Para o psicanalista Carlos Bicalho é preciso tirar o foco do corpo e caminhar para o campo psíquico

3938030 / Pixabay / CC0 Creative Commons

“O importante é priorizar o sujeito e não os fatores externos”, enfatiza Bicalho

“Acho que vou te decepcionar.” Com essa frase o psicanalista Carlos Bicalho iniciou a entrevista ao Portal NAMU sobre transtornos alimentares. Especialista em doenças sexualmente transmissíveis, sexualidade e distúrbios alimentares, ele fez essa afirmativa, pois discorda dos teóricos que classificam anorexia e bulimia como patologias do século 21.

Para Bicalho, os fatores socioculturais são determinantes no desencadeamento dos transtornos, mas não é de hoje que eles influenciam na incidência dessas doenças. “Existem estudos que relatam a anorexia, por exemplo, na Idade Média”, comenta. “Naquele período, quem norteava os aspectos socioculturais era a Igreja. As moças tinham o costume de jejuar para se aproximar do sagrado. Essa era uma prática anoréxica.”

Atualmente, alguns especialistas afirmam que a pressão para se enquadrar no padrão de beleza é o principal motivo para o aumento de casos de anorexia e bulimia na adolescência. Com base na teoria psicanalítica de Freud, Bicalho vai contra essa corrente e acredita que esse fator apesar de ser determinante, não é o essencial. “Precisamos ter coragem de caminhar no campo psíquico e tirar o foco apenas do corpo. Os distúrbios alimentares podem ser apenas sintomas de problemas mais profundos. Eles indicam a existência de um nó relacional na tríade pai-mãe-filho.”
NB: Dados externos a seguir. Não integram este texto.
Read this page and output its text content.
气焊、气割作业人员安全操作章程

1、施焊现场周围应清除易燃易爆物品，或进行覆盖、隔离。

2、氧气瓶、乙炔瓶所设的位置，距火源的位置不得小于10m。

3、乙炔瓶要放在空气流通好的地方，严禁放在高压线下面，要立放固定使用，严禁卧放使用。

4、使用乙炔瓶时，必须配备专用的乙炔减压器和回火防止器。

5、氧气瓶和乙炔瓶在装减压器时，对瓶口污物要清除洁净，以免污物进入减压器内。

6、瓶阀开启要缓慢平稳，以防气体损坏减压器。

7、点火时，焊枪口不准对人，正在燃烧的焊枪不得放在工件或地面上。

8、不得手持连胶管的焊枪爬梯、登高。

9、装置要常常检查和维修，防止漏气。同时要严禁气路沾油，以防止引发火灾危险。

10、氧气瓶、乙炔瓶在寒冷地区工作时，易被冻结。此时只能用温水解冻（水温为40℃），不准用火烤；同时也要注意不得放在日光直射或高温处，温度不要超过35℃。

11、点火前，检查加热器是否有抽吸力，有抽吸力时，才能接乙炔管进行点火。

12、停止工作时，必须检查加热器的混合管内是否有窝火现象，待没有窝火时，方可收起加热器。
“Uma adolescente pode até querer ter o corpo que a mídia mostra, mas ela não chega ao extremo de parar de comer por isso. O que determina o comportamento da anoréxica é o desequilíbrio na relação mãe-pai-filha”, acredita.

Para a psicanálise, anorexia e bulimia estão relacionadas com a dificuldade em romper, durante a adolescência, a relação simbiótica entre mãe e filha. “A menina quando entra na puberdade é bombardeada por diversas questões sobre o seu corpo de menina-mulher. Essa transformação física, numa mentalidade ainda muito infantil, faz com que essa adolescente se aproxime da mãe de forma dúbia: ela busca o amparo materno como um pedido de socorro e, ao mesmo tempo, considera a mãe como uma rival que ela quer e não quer se identificar”, explica.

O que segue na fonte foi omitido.